In February 2020, Laura Whitmore told listeners on her BBC Radio 5 Live show to “be kind”, fast forward just over a year, Laura Whitmore lambasted a journalist who politely asked for comment on a story about her baby’s name.
How shocking! In fact, Laura thought it was “vile” and therefore felt justified in sharing the journalist’s full name across Instagram and Twitter, venting her frustrations to nearly 2million followers. I’m assuming she knew exactly what she was doing: an open invitation for her followers to go after this journalist for merely doing a job.
What did the journalist do wrong anyway? She didn’t even need dignify the article with a comment from Laura or her unfunny comic hubby Iain Stirling (yeah, you’d only recognise his voice).
This overreaction was cruel and malicious; there must’ve been some intent to embarrass the editor and have Laura’s gormless fans go after this poor woman.
So when I decided to call out this mediocre reality TV presenter on her Instagram post, she subsequently BLOCKED me. I was simply echoing the same sentiment of remaining ‘kind’ online as she did on her own radio show.
Explain the difference? How can you advocate kindness on social media, yet knowingly reveal the identity of a journalist who upset you because she asked for a sentence for an online story. Get a life. Work might be drying-up if she has the time to ridicule strangers online, especially when her agent could’ve replied and quashed rumours.
I’m exhausted by these D-list celebrities wanting fame and fortunes, yet don’t accept the other side of being in the public eye. You can’t have it both ways. The likes of Laura Whitmore have the best jobs in the world, presenting to millions of viewers, generous salaries, fun-packed filming, free outfits — sounds fantastic, right? But with those unique benefits, comes greater public interest in your personal life.
You signed up for this. What made you think, Laura, that being the host of ITV2’s flagship TV show, they’d be no press intrusion or public interest in your life. Perhaps if you can’t face the reality of fame, quit your cushy Love Island gig. There’s a queue of much more talented, humble, and understanding presenters who would be ready to take your place in a heartbeat.
A few days ago, after sharing the cordial email online, she followed-up with a picture talking about further ‘press intrusion’. She referenced a marriage certificate that was leaked by a tabloid, but again I ask, what do you expect as a celebrity?
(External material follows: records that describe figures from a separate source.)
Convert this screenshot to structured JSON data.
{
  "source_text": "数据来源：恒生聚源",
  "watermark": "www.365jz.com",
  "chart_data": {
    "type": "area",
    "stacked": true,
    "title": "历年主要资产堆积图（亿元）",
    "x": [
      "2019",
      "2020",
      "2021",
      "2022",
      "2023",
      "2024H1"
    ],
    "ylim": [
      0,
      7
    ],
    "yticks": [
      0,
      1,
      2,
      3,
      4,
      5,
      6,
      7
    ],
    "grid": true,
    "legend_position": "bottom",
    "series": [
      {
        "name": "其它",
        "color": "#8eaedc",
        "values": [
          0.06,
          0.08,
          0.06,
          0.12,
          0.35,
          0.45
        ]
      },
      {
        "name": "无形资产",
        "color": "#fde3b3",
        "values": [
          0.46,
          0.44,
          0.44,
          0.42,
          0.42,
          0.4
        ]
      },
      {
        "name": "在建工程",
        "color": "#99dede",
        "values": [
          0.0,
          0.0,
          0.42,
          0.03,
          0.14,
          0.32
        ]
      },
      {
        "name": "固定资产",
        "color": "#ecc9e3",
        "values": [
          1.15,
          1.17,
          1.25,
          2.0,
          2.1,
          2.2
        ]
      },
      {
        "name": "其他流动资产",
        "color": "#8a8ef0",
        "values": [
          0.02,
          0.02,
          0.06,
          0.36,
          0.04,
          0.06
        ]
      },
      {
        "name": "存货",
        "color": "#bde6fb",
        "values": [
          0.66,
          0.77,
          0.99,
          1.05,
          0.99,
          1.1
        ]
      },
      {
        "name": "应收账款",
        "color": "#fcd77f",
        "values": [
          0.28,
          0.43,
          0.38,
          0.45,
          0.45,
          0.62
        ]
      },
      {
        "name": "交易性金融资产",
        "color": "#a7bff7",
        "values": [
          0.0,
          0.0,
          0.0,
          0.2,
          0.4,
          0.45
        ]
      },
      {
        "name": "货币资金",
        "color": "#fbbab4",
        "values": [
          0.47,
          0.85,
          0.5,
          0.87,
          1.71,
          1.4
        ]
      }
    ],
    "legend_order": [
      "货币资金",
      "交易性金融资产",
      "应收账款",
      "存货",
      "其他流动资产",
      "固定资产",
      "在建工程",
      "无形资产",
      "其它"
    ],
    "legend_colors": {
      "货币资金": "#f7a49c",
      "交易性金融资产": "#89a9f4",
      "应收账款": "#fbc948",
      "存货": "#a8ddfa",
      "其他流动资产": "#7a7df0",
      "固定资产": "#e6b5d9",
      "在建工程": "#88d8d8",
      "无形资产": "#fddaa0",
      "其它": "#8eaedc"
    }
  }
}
I’m flummoxed by her peculiar assessment of celebrity culture, for decades the press have always taken interest in individuals on telly or film — what makes her think she should be exempt? As long as it’s on her terms, or she’s the front cover, and has complete control of what people say about her, then she appears to be fine with it.
That’s not how it works, I’m afraid to say.
On the flip side, Ellie Goulding and her husband Caspar Jopling, revealed the name of their baby via The Times. So what’s Laura’s issue?
Not even the Royal Family make this kind of a fuss when they’re revealing the name of their latest royal baby; the difference being they have the world’s attention, yet Laura is barely scraping a combined audience of 2million. It’s laughable to the point I can’t tell if she’s being serious or trolling the people who might be mildly interested.
Now, if Laura hadn’t blocked me on Instagram, I would’ve messaged explaining her empty virtue-signalling. Instead, my words will be communicated via this column, and it’s very straightforward: if you really want people to be kind, you’ve got to lead by example.
Don’t lecture the public from your high horse on what’s wrong and what’s right, when evidently, you’re just as bad. Cheers, Laura.